PERSONAL PROPERTY EXEMPTIONS IN TEXAS

Eviciton.jpgIf you owe a debt and that you are unable to pay, your creditor may file suit and obtain a judgment against you and, with the aide of a sheriff or constable, may try to seize your personal property to satisfy the debt. However, under Texas law, certain personal property you own can be exempt from your creditor’s efforts to collect the judgment by seizing your property. The personal property exemption is contained in Chapter 42 of the Texas Property Code.

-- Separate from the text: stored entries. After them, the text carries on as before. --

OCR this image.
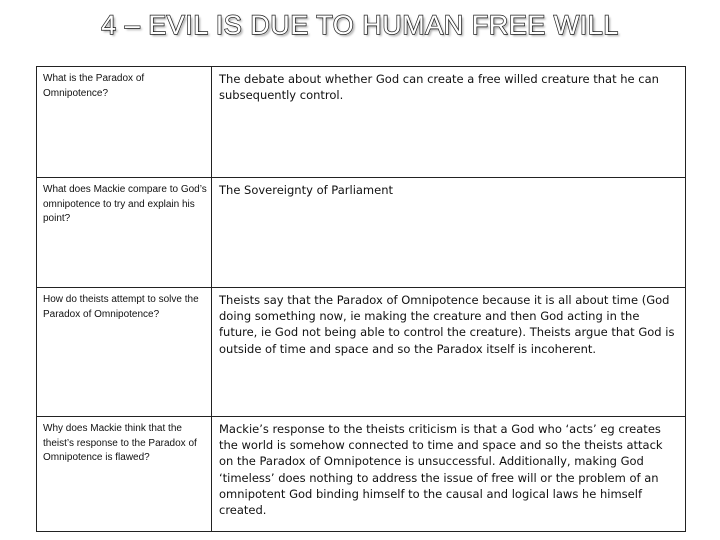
4 – EVIL IS DUE TO HUMAN FREE WILL
What is the Paradox of Omnipotence?	The debate about whether God can create a free willed creature that he can subsequently control.
What does Mackie compare to God’s omnipotence to try and explain his point?	The Sovereignty of Parliament
How do theists attempt to solve the Paradox of Omnipotence?	Theists say that the Paradox of Omnipotence because it is all about time (God doing something now, ie making the creature and then God acting in the future, ie God not being able to control the creature). Theists argue that God is outside of time and space and so the Paradox itself is incoherent.
Why does Mackie think that the theist’s response to the Paradox of Omnipotence is flawed?	Mackie’s response to the theists criticism is that a God who ‘acts’ eg creates the world is somehow connected to time and space and so the theists attack on the Paradox of Omnipotence is unsuccessful. Additionally, making God ‘timeless’ does nothing to address the issue of free will or the problem of an omnipotent God binding himself to the causal and logical laws he himself created.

Section 42.001(a) of the Texas Property Code provides that the personal property described in Section 42.002 of the Texas Property Code, is exempt from garnishment, attachment, execution, or other seizure if: the property is provided for a family and has an aggregate fair market value of not more than $60,000, exclusive of the amount of any liens, security interests, or other charges encumbering the property; or the property is owned by a single adult, who is not a member of a family, and has an aggregate fair market value of not more than $30,000, exclusive of the amount of any liens, security interests, or other charges encumbering the property.

However, the following personal property is exempt from seizure and is not included in the aggregate monetary limitations set forth in Section 42.001(a): (i) current wages for personal services, except for the enforcement of court-ordered child support payments; (ii) professionally prescribed health aids of a debtor or a dependent of a debtor; (iii) alimony, support, or separate maintenance received or to be received by the debtor for the support of the debtor or a dependent of the debtor; and (iv) a religious bible or other book containing sacred writings of a religion.

Section 42.002 of the Texas Property Code contains the following list of personal property that is exempt from garnishment, attachment, execution, or other seizure:
(1) home furnishings, including family heirlooms;
(2) provisions for consumption;
(3) farming or ranching vehicles and implements;
(4) tools, equipment, books, and apparatus, including boats and motor vehicles used in a trade or profession;
(5) wearing apparel;
(6) jewelry not to exceed 25 percent of the aggregate monetary limitations set forth in Section 42.001(a);
(7) two firearms;
(8) athletic and sporting equipment, including bicycles;
(9) a two-wheeled, three-wheeled, or four-wheeled motor vehicle for each member of a family or single adult who holds a driver’s license or who does not hold a driver’s license but who relies on another person to operate the vehicle for the benefit of the nonlicensed person;
(10) the following animals and forage on hand for their consumption: two horses, mules, or donkeys and a saddle, blanket, and bridle for each; 12 head of cattle; 60 head of other types of livestock; 120 fowl; and household pets.

In addition to the exemption prescribed by Section 42.001(a), a person’s right to receive payments, whether vested or not, under any stock bonus, pension, annuity, deferred compensation, profit-sharing, or similar plan, including a retirement plan for self-employed individuals, or a simplified employee pension plan, an individual retirement account or individual retirement annuity, including an inherited individual retirement account or individual retirement annuity, or a health savings account, and under any annuity or similar contract purchased with assets distributed from that type of plan or account, is also exempt to the extent the plan, contract, annuity, or account is exempt from federal income tax, or to the extent federal income tax on the person’s interest is deferred until actual payment of benefits to the person.

If the number or type of personal property owned by a debtor exceeds the exemption allowed by Section 42.002 and the debtor can be found, the officer making a levy on the property shall ask the debtor to designate the personal property to be levied on. If the debtor cannot be found or the debtor fails to make a designation within a reasonable time after the officer’s request, the officer shall make the designation.

If the aggregate value of a debtor’s personal property exceeds the amount exempt from seizure under Section 42.001(a), the debtor may designate the portion of the property to be levied on. If, after a court’s request, the debtor fails to make a designation within a reasonable time or if for any reason a creditor contests that the property is exempt, the court shall make the designation for the debtor.

DISCLAIMER Information in this article is proved for general informational and educational purposes only and is not offered as legal advice upon which anyone may rely. The law changes. Legal counsel relating to your individual needs and circumstances is advisable before taking any action that has legal consequences. This firm does not represent any person unless and until it is retained and agrees to provide such representation in writing.